5.       [appellanten] bestrijden verder het oordeel van de rechtbank over het door het college gehanteerde percentage van 5 procent wegens het normale maatschappelijke risico. Uit de Structuurvisie Rijsbergen 2020, zoals vastgesteld in 2011, blijkt volgens hen dat het toenmalige provinciale beleid woningen op deze locatie niet toestond. Woningbouw op deze gronden lag daarmee volgens [appellanten] niet in de lijn der verwachtingen. Hierbij wijzen zij ook op de StructuurvisiePlus.

Bij de beoordeling van de vraag of een percentage van 5 procent gerechtvaardigd is, is volgens [appellanten] verder ten onrechte uitgegaan van een ontwikkeling op een locatie die zich kenmerkt als een inbreidingslocatie. Uit de Structuurvisie Rijsbergen 2020 volgt volgens hen dat het plangebied buiten het stedelijk gebied ligt. Ter zitting hebben zij in aanvulling hierop betoogd dat het gebied met de bouw van een nieuwe woonwijk, zoals voorzien met het nieuwe plan, een totaal andere invulling heeft gekregen dan voorheen.

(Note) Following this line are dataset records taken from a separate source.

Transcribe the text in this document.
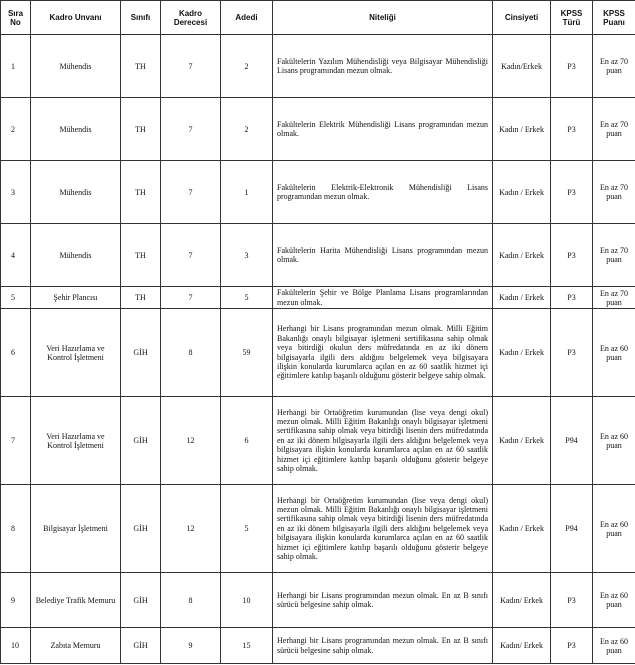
Sıra No	Kadro Unvanı	Sınıfı	Kadro Derecesi	Adedi	Niteliği	Cinsiyeti	KPSS Türü	KPSS Puanı
1	Mühendis	TH	7	2	Fakültelerin Yazılım Mühendisliği veya Bilgisayar Mühendisliği Lisans programından mezun olmak.	Kadın/Erkek	P3	En az 70 puan
2	Mühendis	TH	7	2	Fakültelerin Elektrik Mühendisliği Lisans programından mezun olmak.	Kadın / Erkek	P3	En az 70 puan
3	Mühendis	TH	7	1	Fakültelerin Elektrik-Elektronik Mühendisliği Lisans programından mezun olmak.	Kadın / Erkek	P3	En az 70 puan
4	Mühendis	TH	7	3	Fakültelerin Harita Mühendisliği Lisans programından mezun olmak.	Kadın / Erkek	P3	En az 70 puan
5	Şehir Plancısı	TH	7	5	Fakültelerin Şehir ve Bölge Planlama Lisans programlarından mezun olmak.	Kadın / Erkek	P3	En az 70 puan
6	Veri Hazırlama ve Kontrol İşletmeni	GİH	8	59	Herhangi bir Lisans programından mezun olmak. Milli Eğitim Bakanlığı onaylı bilgisayar işletmeni sertifikasına sahip olmak veya bitirdiği okulun ders müfredatında en az iki dönem bilgisayarla ilgili ders aldığını belgelemek veya bilgisayara ilişkin konularda kurumlarca açılan en az 60 saatlik hizmet içi eğitimlere katılıp başarılı olduğunu gösterir belgeye sahip olmak.	Kadın / Erkek	P3	En az 60 puan
7	Veri Hazırlama ve Kontrol İşletmeni	GİH	12	6	Herhangi bir Ortaöğretim kurumundan (lise veya dengi okul) mezun olmak. Milli Eğitim Bakanlığı onaylı bilgisayar işletmeni sertifikasına sahip olmak veya bitirdiği lisenin ders müfredatında en az iki dönem bilgisayarla ilgili ders aldığını belgelemek veya bilgisayara ilişkin konularda kurumlarca açılan en az 60 saatlik hizmet içi eğitimlere katılıp başarılı olduğunu gösterir belgeye sahip olmak.	Kadın / Erkek	P94	En az 60 puan
8	Bilgisayar İşletmeni	GİH	12	5	Herhangi bir Ortaöğretim kurumundan (lise veya dengi okul) mezun olmak. Milli Eğitim Bakanlığı onaylı bilgisayar işletmeni sertifikasına sahip olmak veya bitirdiği lisenin ders müfredatında en az iki dönem bilgisayarla ilgili ders aldığını belgelemek veya bilgisayara ilişkin konularda kurumlarca açılan en az 60 saatlik hizmet içi eğitimlere katılıp başarılı olduğunu gösterir belgeye sahip olmak.	Kadın / Erkek	P94	En az 60 puan
9	Belediye Trafik Memuru	GİH	8	10	Herhangi bir Lisans programından mezun olmak. En az B sınıfı sürücü belgesine sahip olmak.	Kadın/ Erkek	P3	En az 60 puan
10	Zabıta Memuru	GİH	9	15	Herhangi bir Lisans programından mezun olmak. En az B sınıfı sürücü belgesine sahip olmak.	Kadın/ Erkek	P3	En az 60 puan
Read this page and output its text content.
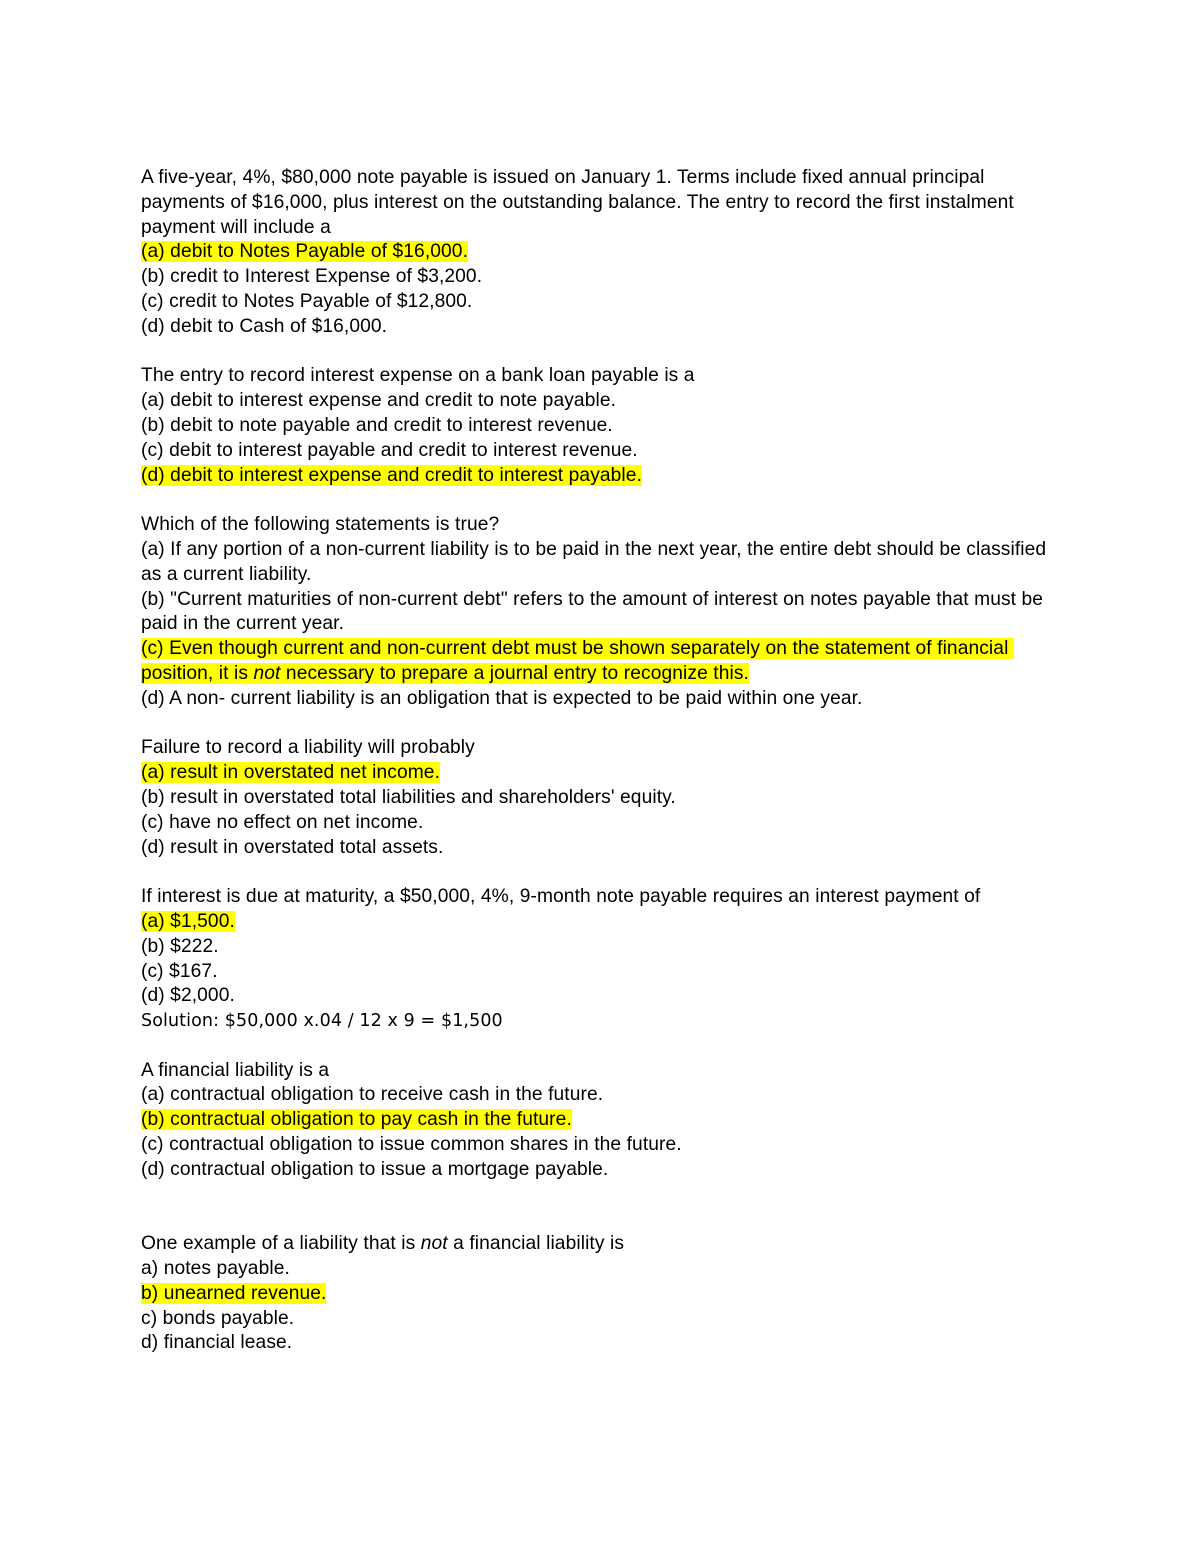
A five-year, 4%, $80,000 note payable is issued on January 1. Terms include fixed annual principal payments of $16,000, plus interest on the outstanding balance. The entry to record the first instalment payment will include a

(a) debit to Notes Payable of $16,000.

(b) credit to Interest Expense of $3,200.

(c) credit to Notes Payable of $12,800.

(d) debit to Cash of $16,000.

The entry to record interest expense on a bank loan payable is a

(a) debit to interest expense and credit to note payable.

(b) debit to note payable and credit to interest revenue.

(c) debit to interest payable and credit to interest revenue.

(d) debit to interest expense and credit to interest payable.

Which of the following statements is true?

(a) If any portion of a non-current liability is to be paid in the next year, the entire debt should be classified as a current liability.

(b) "Current maturities of non-current debt" refers to the amount of interest on notes payable that must be paid in the current year.

(c) Even though current and non-current debt must be shown separately on the statement of financial position, it is not necessary to prepare a journal entry to recognize this.

(d) A non- current liability is an obligation that is expected to be paid within one year.

Failure to record a liability will probably

(a) result in overstated net income.

(b) result in overstated total liabilities and shareholders' equity.

(c) have no effect on net income.

(d) result in overstated total assets.

If interest is due at maturity, a $50,000, 4%, 9-month note payable requires an interest payment of

(a) $1,500.

(b) $222.

(c) $167.

(d) $2,000.

Solution: $50,000 x.04 / 12 x 9 = $1,500

A financial liability is a

(a) contractual obligation to receive cash in the future.

(b) contractual obligation to pay cash in the future.

(c) contractual obligation to issue common shares in the future.

(d) contractual obligation to issue a mortgage payable.

One example of a liability that is not a financial liability is

a) notes payable.

b) unearned revenue.

c) bonds payable.

d) financial lease.
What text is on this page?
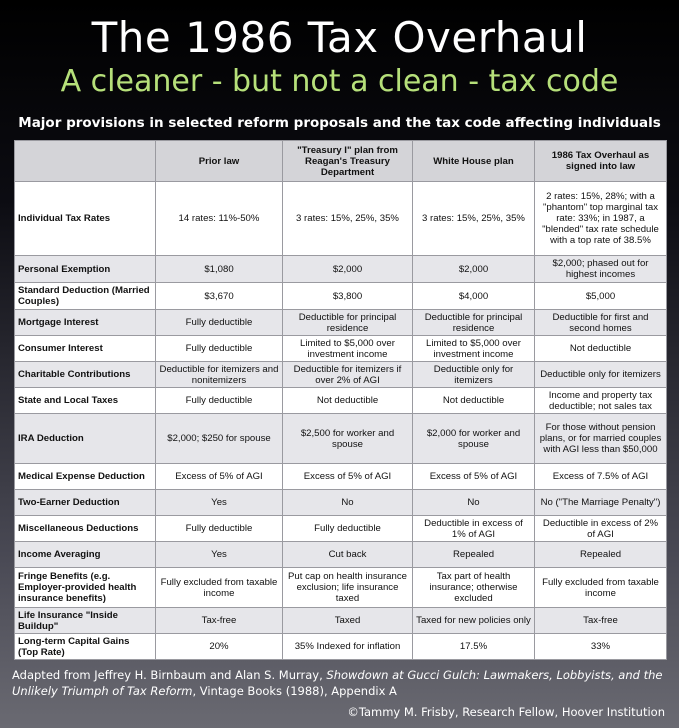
The 1986 Tax Overhaul
A cleaner - but not a clean - tax code
Major provisions in selected reform proposals and the tax code affecting individuals
	Prior law	"Treasury I" plan from Reagan's Treasury Department	White House plan	1986 Tax Overhaul as signed into law
Individual Tax Rates	14 rates: 11%-50%	3 rates: 15%, 25%, 35%	3 rates: 15%, 25%, 35%	2 rates: 15%, 28%; with a "phantom" top marginal tax rate: 33%; in 1987, a "blended" tax rate schedule with a top rate of 38.5%
Personal Exemption	$1,080	$2,000	$2,000	$2,000; phased out for highest incomes
Standard Deduction (Married Couples)	$3,670	$3,800	$4,000	$5,000
Mortgage Interest	Fully deductible	Deductible for principal residence	Deductible for principal residence	Deductible for first and second homes
Consumer Interest	Fully deductible	Limited to $5,000 over investment income	Limited to $5,000 over investment income	Not deductible
Charitable Contributions	Deductible for itemizers and nonitemizers	Deductible for itemizers if over 2% of AGI	Deductible only for itemizers	Deductible only for itemizers
State and Local Taxes	Fully deductible	Not deductible	Not deductible	Income and property tax deductible; not sales tax
IRA Deduction	$2,000; $250 for spouse	$2,500 for worker and spouse	$2,000 for worker and spouse	For those without pension plans, or for married couples with AGI less than $50,000
Medical Expense Deduction	Excess of 5% of AGI	Excess of 5% of AGI	Excess of 5% of AGI	Excess of 7.5% of AGI
Two-Earner Deduction	Yes	No	No	No ("The Marriage Penalty")
Miscellaneous Deductions	Fully deductible	Fully deductible	Deductible in excess of 1% of AGI	Deductible in excess of 2% of AGI
Income Averaging	Yes	Cut back	Repealed	Repealed
Fringe Benefits (e.g. Employer-provided health insurance benefits)	Fully excluded from taxable income	Put cap on health insurance exclusion; life insurance taxed	Tax part of health insurance; otherwise excluded	Fully excluded from taxable income
Life Insurance "Inside Buildup"	Tax-free	Taxed	Taxed for new policies only	Tax-free
Long-term Capital Gains (Top Rate)	20%	35% Indexed for inflation	17.5%	33%
Adapted from Jeffrey H. Birnbaum and Alan S. Murray, Showdown at Gucci Gulch: Lawmakers, Lobbyists, and the Unlikely Triumph of Tax Reform, Vintage Books (1988), Appendix A
©Tammy M. Frisby, Research Fellow, Hoover Institution
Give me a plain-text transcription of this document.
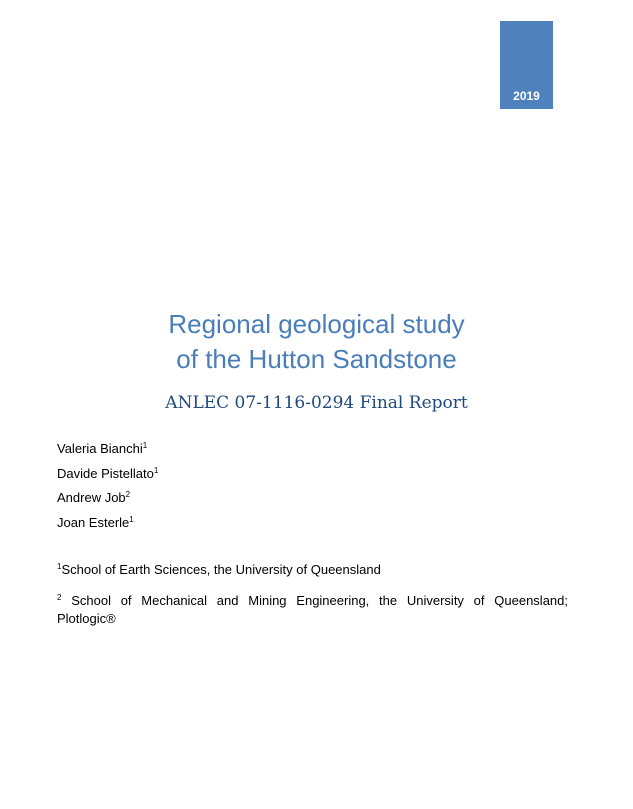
2019
Regional geological study
of the Hutton Sandstone
ANLEC 07-1116-0294 Final Report
Valeria Bianchi$^1$
Davide Pistellato$^1$
Andrew Job$^2$
Joan Esterle$^1$
$^1$School of Earth Sciences, the University of Queensland
$^2$ School of Mechanical and Mining Engineering, the University of Queensland; Plotlogic®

Verder is in het advies volgens hen ten onrechte gesteld dat de nieuwe bebouwing buiten hun directe invloedssfeer ligt en heeft het 20 jaar geduurd voordat de bestemming is aangepast, zodat het toepassen van een drempel van vijf procent volgens [appellanten] niet gerechtvaardigd is.

5.1.    Zoals de Afdeling eerder heeft overwogen is voor het antwoord op de vraag of schade binnen het normale maatschappelijke risico valt, onder meer van belang of de desbetreffende planologische ontwikkeling als een normale maatschappelijke ontwikkeling kan worden beschouwd, waarmee de aanvrager rekening had kunnen houden in die zin dat die ontwikkeling in de lijn der verwachtingen lag, ook al bestond geen concreet zicht op de omvang waarin, de plaats waar en het moment waarop deze ontwikkeling zich zou voordoen Hierbij komt in ieder geval betekenis toe aan de mate waarin de ontwikkeling naar haar aard en omvang binnen de ruimtelijke structuur van de omgeving en het gedurende een reeks van jaren gevoerde ruimtelijke beleid past (uitspraak van de Afdeling van heden, ECLI:NL:RVS:2021:2402).

5.2.    Over de beantwoording van de vraag of de ontwikkeling als een normale maatschappelijke ontwikkeling kan worden aangemerkt, is in het advies gesteld dat de planlocatie als een uitbreidingslocatie is aan te merken. Het college heeft zich, in navolging van het advies, terecht op het standpunt gesteld dat woningbouwontwikkelingen op zowel in- als uitbreidingslocaties als normale maatschappelijke ontwikkelingen kunnen worden aangemerkt.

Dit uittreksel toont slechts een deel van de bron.